Di negeri kita lain. Pejabat yang menciptakan kesalahan fatal, menyerupai yang dilakukan oleh Pak Tito, tidak bakalan mengambil langkah mengundurkan diri. Dan, kepala pemerintahan pun juga tidak merasa perlu memecat bawahannya yang jelas-jelas telah melaksanakan kekeliruan yang “irreparable” (tak dapat diperbaiki). Itulah Indonesia: yang seharusnya dianggap dilema menjadi bukan masalah, yang bukan dilema menjadi masalah.
Nah, sebesar apa kesalahan Pak Tito terkait penyataannya ihwal ormas-ormas di luar NU dan Muhammadiyah yang dia sebut akan meruntuhkan NKRI?
Sangat, sangat serius. Pernyataan menyerupai ini tendensius. Ormas-ormas di luar NU dan Muhammadiyah kini ini merasa terpojok dan menjadi tertuduh. Mereka dituduh sebagai ormas-ormas yang akan merontokkan Indonesia. Labelisasi menyerupai ini sangat destruktif. Character assassination, pembunuhan karakter.
Kesalahan ini masuk kategori “you are finished”. Alias, tak dapat dilanjutkan lagi. Tidak harus Pak Tito menjadi pejabat di Eropa, Amerika atau Jepang. Di sini pun sudah sangat mengganggu. Bagaimana mungkin Pak Tito memperbaiki hubungan dengan para pemimpin dan warga ormas-ormas yang telah dia label sebagai “penghancur negara”?
Tidak mungkin! Sebab, pernyataan Pak Tito itu bukan keseleo biasa. Labelisasi dia terhadap ormas-ormas non-NU dan non-Muhammadiyah sangat kental berkonten ideologi. Artinya, pernyataan Pak Tito itu ialah kesimpulan ideologis dia bahwa ormas-ormas itu ialah “musuh negara”. Dari sini, Pak Tito sebagai Kapolri lalu melembagakan perilaku institusi Polisi Republik Indonesia terhadap ormas-ormas yang dianggap berbahaya tersebut.
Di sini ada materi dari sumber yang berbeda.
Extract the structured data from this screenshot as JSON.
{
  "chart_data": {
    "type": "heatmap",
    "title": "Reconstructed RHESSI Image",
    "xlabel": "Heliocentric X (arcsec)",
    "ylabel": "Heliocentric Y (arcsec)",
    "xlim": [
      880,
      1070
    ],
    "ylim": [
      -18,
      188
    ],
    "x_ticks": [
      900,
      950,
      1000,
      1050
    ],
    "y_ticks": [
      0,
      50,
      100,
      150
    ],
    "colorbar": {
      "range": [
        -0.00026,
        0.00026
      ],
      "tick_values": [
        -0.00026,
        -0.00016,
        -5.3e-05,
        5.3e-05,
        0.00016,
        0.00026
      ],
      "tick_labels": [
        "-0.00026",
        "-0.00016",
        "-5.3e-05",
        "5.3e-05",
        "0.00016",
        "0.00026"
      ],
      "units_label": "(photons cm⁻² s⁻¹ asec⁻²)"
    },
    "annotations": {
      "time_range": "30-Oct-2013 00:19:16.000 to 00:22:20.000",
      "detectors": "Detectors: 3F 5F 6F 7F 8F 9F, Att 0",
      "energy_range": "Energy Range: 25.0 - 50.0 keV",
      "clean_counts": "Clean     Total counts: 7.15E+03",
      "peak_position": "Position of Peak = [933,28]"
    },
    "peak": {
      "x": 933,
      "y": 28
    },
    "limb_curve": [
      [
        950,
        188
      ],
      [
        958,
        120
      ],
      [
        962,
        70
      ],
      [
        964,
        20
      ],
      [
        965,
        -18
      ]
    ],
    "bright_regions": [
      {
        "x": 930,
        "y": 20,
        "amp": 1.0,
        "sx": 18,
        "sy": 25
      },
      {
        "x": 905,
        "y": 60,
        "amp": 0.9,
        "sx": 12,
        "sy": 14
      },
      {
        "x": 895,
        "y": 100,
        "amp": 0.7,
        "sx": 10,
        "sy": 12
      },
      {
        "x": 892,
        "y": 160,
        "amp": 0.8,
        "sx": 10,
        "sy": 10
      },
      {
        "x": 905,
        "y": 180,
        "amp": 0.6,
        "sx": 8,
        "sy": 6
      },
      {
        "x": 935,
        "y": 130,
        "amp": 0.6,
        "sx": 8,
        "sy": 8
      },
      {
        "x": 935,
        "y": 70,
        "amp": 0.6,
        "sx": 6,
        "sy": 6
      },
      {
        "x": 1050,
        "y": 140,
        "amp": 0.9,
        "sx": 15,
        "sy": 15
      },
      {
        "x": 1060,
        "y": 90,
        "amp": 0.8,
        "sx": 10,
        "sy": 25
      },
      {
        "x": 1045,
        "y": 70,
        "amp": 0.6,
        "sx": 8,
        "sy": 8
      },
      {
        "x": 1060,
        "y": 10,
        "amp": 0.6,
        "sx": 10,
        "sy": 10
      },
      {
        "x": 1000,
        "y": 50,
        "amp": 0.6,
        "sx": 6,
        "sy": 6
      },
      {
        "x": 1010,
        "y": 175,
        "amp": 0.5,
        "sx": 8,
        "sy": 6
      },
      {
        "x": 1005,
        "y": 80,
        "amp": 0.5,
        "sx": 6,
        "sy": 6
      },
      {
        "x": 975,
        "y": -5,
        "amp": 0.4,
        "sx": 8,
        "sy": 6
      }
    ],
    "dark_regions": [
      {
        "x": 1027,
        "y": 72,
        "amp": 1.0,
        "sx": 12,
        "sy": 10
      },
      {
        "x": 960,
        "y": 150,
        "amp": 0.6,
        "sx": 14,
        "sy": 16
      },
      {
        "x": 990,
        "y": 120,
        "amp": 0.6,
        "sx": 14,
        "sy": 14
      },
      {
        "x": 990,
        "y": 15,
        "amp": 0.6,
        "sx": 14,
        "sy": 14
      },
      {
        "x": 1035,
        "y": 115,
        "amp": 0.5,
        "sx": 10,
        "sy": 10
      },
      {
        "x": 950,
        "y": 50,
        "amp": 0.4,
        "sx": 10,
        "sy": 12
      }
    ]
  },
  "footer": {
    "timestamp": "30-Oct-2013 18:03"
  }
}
Pak Tito masih mencoba melaksanakan “damage limitation exercise”. Melakukan langkah-langkah untuk memperkecil kerusakan. Beliau menjumpai pimpinan ormas-ormas yang terpojok itu. Boleh-boleh saja. Tetapi, ada lagi istilah “damage has been done”. Luka yang mereka alami membekas sangat dalam. Paluk-pelukan dan senyum lebar mustahil menghilangkan luka “tusukan yang mematikan” itu.
Nasi telah menjadi bubur. Pejabat tinggi Polisi Republik Indonesia bidang penerangan, Brigjen Mochammad Iqbal, mengatakan, video Pak Tito yang beredar itu dipotong dari 26 menit menjadi 2 menit. Kata Pak Iqbal, ini menimbulkan pesan yang terdengar menjadi tidak utuh.
Akan tetapi, video versi 2 menit itu sama sekali tidak menyesatkan orang yang mendengarkannya. Cukup terperinci apa yang dikatakan Pak Tito bahwa hanya NU dan Muhammadiyah yang berjuang membangun Indonesia, sedangkan ormas-ormas lain bukan pendiri negara sebaliknya mau merontokkan negara.
Kaum muslimin itu pemaaf. Seratus persen benar. Pasti semua tulus memperlihatkan maaf. Tetapi, pintu ini bukan untuk dieksploitasi oleh orang-orang yang telah mempunyai rekam jejak yang sumbang terhadap kaum muslimin.